The 17th century was a period of unceasing disturbance and violent storms,
no less in literature than in politics and society. The Renaissance had prepared a
receptive environment essential to the dissemination of the ideas of the new
science and philosophy. The great question of the century, which confronted
serious
writers from Donne to Dryden, was Michel de Montaigne’s “What do I
know?” or, in expanded terms, the ascertainment of the grounds and relations of
knowledge, faith, reason, and authority in religion, metaphysic
s, ethics,
politics,
economics,
and natural science.
The questioning attitude that characterized the period is seen in the works
of its great scientists and philosophers: Descartes’s Discourse on Method (1637)
and Pascal’s Pensées (written 1657–58) in France; Bacon’s Advancement of
Learning (1605) and Hobbes’s Leviathan (1651) in England. The importance of
these works has lain in their application of a skeptical, rationalist mode of thought
not only to scientific problems but to political and
theological controversy and
general problems of understanding and perception.

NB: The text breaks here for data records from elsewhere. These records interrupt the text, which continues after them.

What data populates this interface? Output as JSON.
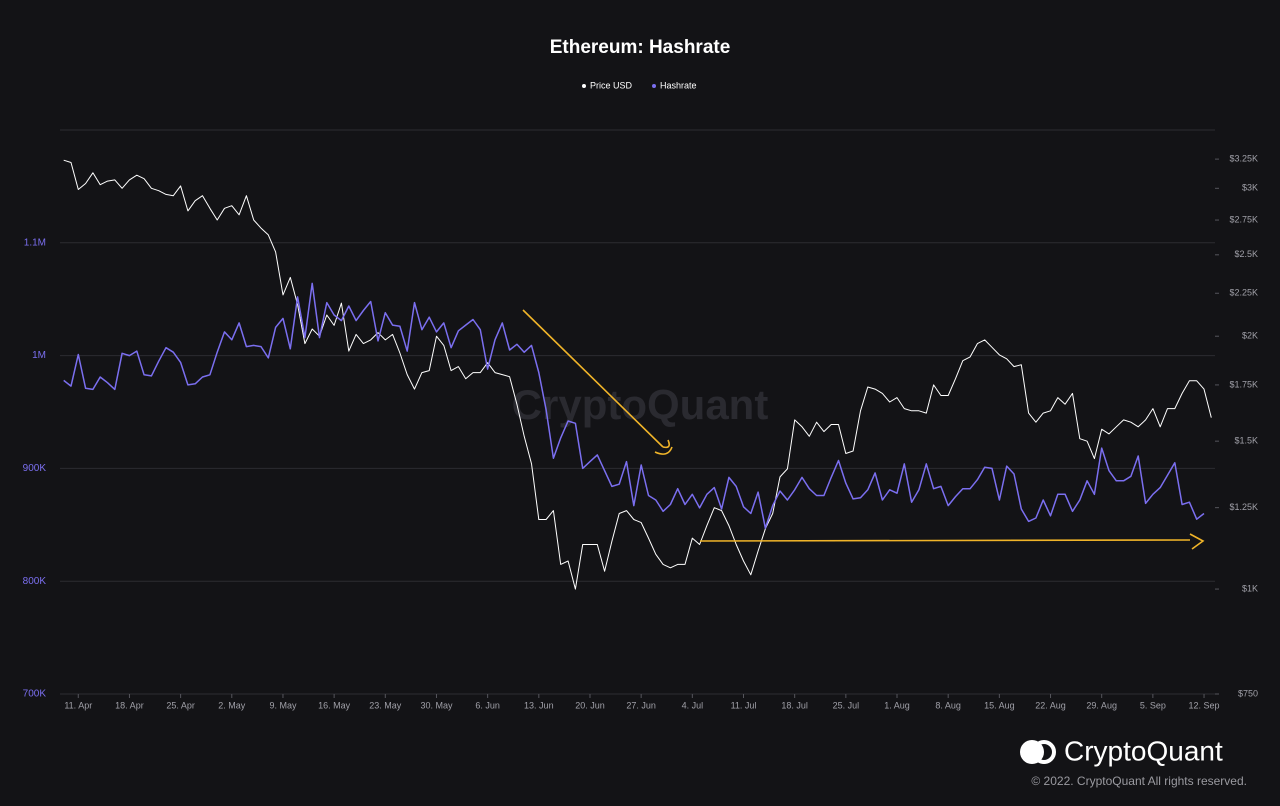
{
  "chart_data": {
    "type": "line",
    "title": "Ethereum: Hashrate",
    "watermark": "CryptoQuant",
    "brand": "CryptoQuant",
    "copyright": "© 2022. CryptoQuant All rights reserved.",
    "categories": [
      null,
      null,
      "11. Apr",
      null,
      null,
      null,
      null,
      null,
      null,
      "18. Apr",
      null,
      null,
      null,
      null,
      null,
      null,
      "25. Apr",
      null,
      null,
      null,
      null,
      null,
      null,
      "2. May",
      null,
      null,
      null,
      null,
      null,
      null,
      "9. May",
      null,
      null,
      null,
      null,
      null,
      null,
      "16. May",
      null,
      null,
      null,
      null,
      null,
      null,
      "23. May",
      null,
      null,
      null,
      null,
      null,
      null,
      "30. May",
      null,
      null,
      null,
      null,
      null,
      null,
      "6. Jun",
      null,
      null,
      null,
      null,
      null,
      null,
      "13. Jun",
      null,
      null,
      null,
      null,
      null,
      null,
      "20. Jun",
      null,
      null,
      null,
      null,
      null,
      null,
      "27. Jun",
      null,
      null,
      null,
      null,
      null,
      null,
      "4. Jul",
      null,
      null,
      null,
      null,
      null,
      null,
      "11. Jul",
      null,
      null,
      null,
      null,
      null,
      null,
      "18. Jul",
      null,
      null,
      null,
      null,
      null,
      null,
      "25. Jul",
      null,
      null,
      null,
      null,
      null,
      null,
      "1. Aug",
      null,
      null,
      null,
      null,
      null,
      null,
      "8. Aug",
      null,
      null,
      null,
      null,
      null,
      null,
      "15. Aug",
      null,
      null,
      null,
      null,
      null,
      null,
      "22. Aug",
      null,
      null,
      null,
      null,
      null,
      null,
      "29. Aug",
      null,
      null,
      null,
      null,
      null,
      null,
      "5. Sep",
      null,
      null,
      null,
      null,
      null,
      null,
      "12. Sep",
      null
    ],
    "series": [
      {
        "name": "Price USD",
        "color": "#ffffff",
        "axis": "y2",
        "values": [
          3240,
          3220,
          2990,
          3040,
          3130,
          3030,
          3060,
          3070,
          3000,
          3070,
          3110,
          3080,
          3000,
          2980,
          2950,
          2940,
          3020,
          2820,
          2900,
          2940,
          2840,
          2750,
          2840,
          2860,
          2790,
          2940,
          2750,
          2690,
          2640,
          2520,
          2240,
          2350,
          2180,
          1960,
          2040,
          2000,
          2120,
          2060,
          2190,
          1920,
          2010,
          1960,
          1980,
          2020,
          1980,
          2010,
          1910,
          1800,
          1730,
          1810,
          1820,
          2000,
          1950,
          1820,
          1840,
          1780,
          1810,
          1810,
          1860,
          1810,
          1800,
          1790,
          1660,
          1520,
          1410,
          1210,
          1210,
          1240,
          1070,
          1080,
          1000,
          1130,
          1130,
          1130,
          1050,
          1140,
          1230,
          1240,
          1210,
          1200,
          1150,
          1100,
          1070,
          1060,
          1070,
          1070,
          1150,
          1130,
          1190,
          1250,
          1240,
          1190,
          1130,
          1080,
          1040,
          1110,
          1180,
          1230,
          1360,
          1390,
          1590,
          1560,
          1520,
          1580,
          1540,
          1570,
          1570,
          1450,
          1460,
          1630,
          1740,
          1730,
          1710,
          1670,
          1690,
          1640,
          1630,
          1630,
          1620,
          1750,
          1700,
          1700,
          1780,
          1870,
          1890,
          1960,
          1980,
          1940,
          1900,
          1880,
          1840,
          1850,
          1620,
          1580,
          1620,
          1630,
          1690,
          1660,
          1710,
          1510,
          1500,
          1430,
          1550,
          1530,
          1560,
          1590,
          1580,
          1560,
          1590,
          1640,
          1560,
          1640,
          1640,
          1710,
          1770,
          1770,
          1730,
          1600
        ]
      },
      {
        "name": "Hashrate",
        "color": "#7b6ff0",
        "axis": "y",
        "values": [
          978000,
          973000,
          1001000,
          971000,
          970000,
          981000,
          976000,
          970000,
          1002000,
          1000000,
          1004000,
          983000,
          982000,
          995000,
          1007000,
          1003000,
          994000,
          974000,
          975000,
          981000,
          983000,
          1003000,
          1021000,
          1014000,
          1029000,
          1008000,
          1009000,
          1008000,
          998000,
          1025000,
          1033000,
          1006000,
          1052000,
          1016000,
          1064000,
          1016000,
          1047000,
          1036000,
          1031000,
          1044000,
          1031000,
          1040000,
          1048000,
          1013000,
          1038000,
          1027000,
          1026000,
          1004000,
          1047000,
          1023000,
          1034000,
          1021000,
          1029000,
          1007000,
          1022000,
          1027000,
          1032000,
          1023000,
          988000,
          1014000,
          1029000,
          1005000,
          1010000,
          1003000,
          1009000,
          985000,
          952000,
          909000,
          927000,
          942000,
          940000,
          900000,
          906000,
          912000,
          898000,
          884000,
          886000,
          906000,
          867000,
          903000,
          876000,
          872000,
          862000,
          868000,
          882000,
          868000,
          877000,
          865000,
          877000,
          883000,
          864000,
          892000,
          884000,
          866000,
          860000,
          879000,
          847000,
          867000,
          880000,
          872000,
          881000,
          892000,
          882000,
          876000,
          876000,
          892000,
          907000,
          887000,
          873000,
          874000,
          881000,
          896000,
          872000,
          881000,
          878000,
          904000,
          870000,
          881000,
          904000,
          882000,
          884000,
          867000,
          875000,
          882000,
          882000,
          890000,
          901000,
          900000,
          872000,
          902000,
          895000,
          864000,
          853000,
          856000,
          872000,
          858000,
          877000,
          877000,
          862000,
          872000,
          889000,
          877000,
          918000,
          898000,
          889000,
          889000,
          893000,
          911000,
          869000,
          877000,
          883000,
          894000,
          905000,
          868000,
          870000,
          855000,
          860000,
          null
        ]
      }
    ],
    "ylim": [
      700000,
      1200000
    ],
    "yticks": [
      {
        "value": 700000,
        "label": "700K"
      },
      {
        "value": 800000,
        "label": "800K"
      },
      {
        "value": 900000,
        "label": "900K"
      },
      {
        "value": 1000000,
        "label": "1M"
      },
      {
        "value": 1100000,
        "label": "1.1M"
      }
    ],
    "y2lim": [
      750,
      3520
    ],
    "y2_log": true,
    "y2ticks": [
      {
        "value": 750,
        "label": "$750"
      },
      {
        "value": 1000,
        "label": "$1K"
      },
      {
        "value": 1250,
        "label": "$1.25K"
      },
      {
        "value": 1500,
        "label": "$1.5K"
      },
      {
        "value": 1750,
        "label": "$1.75K"
      },
      {
        "value": 2000,
        "label": "$2K"
      },
      {
        "value": 2250,
        "label": "$2.25K"
      },
      {
        "value": 2500,
        "label": "$2.5K"
      },
      {
        "value": 2750,
        "label": "$2.75K"
      },
      {
        "value": 3000,
        "label": "$3K"
      },
      {
        "value": 3250,
        "label": "$3.25K"
      }
    ],
    "grid": true,
    "legend": "top"
  }
}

This fundamental challenge to
both thought and language had profound repercussions in man’s picture of himself
and was reflected in what T.S. Eliot described as “the dissociation of sensibility,”
which Eliot claimed took root in England after the Civil War, whereby, in contrast
to the Elizabethan and Jacobean writers who could “devour any kind of
experience,” later poets in English could not think and feel in a unified way.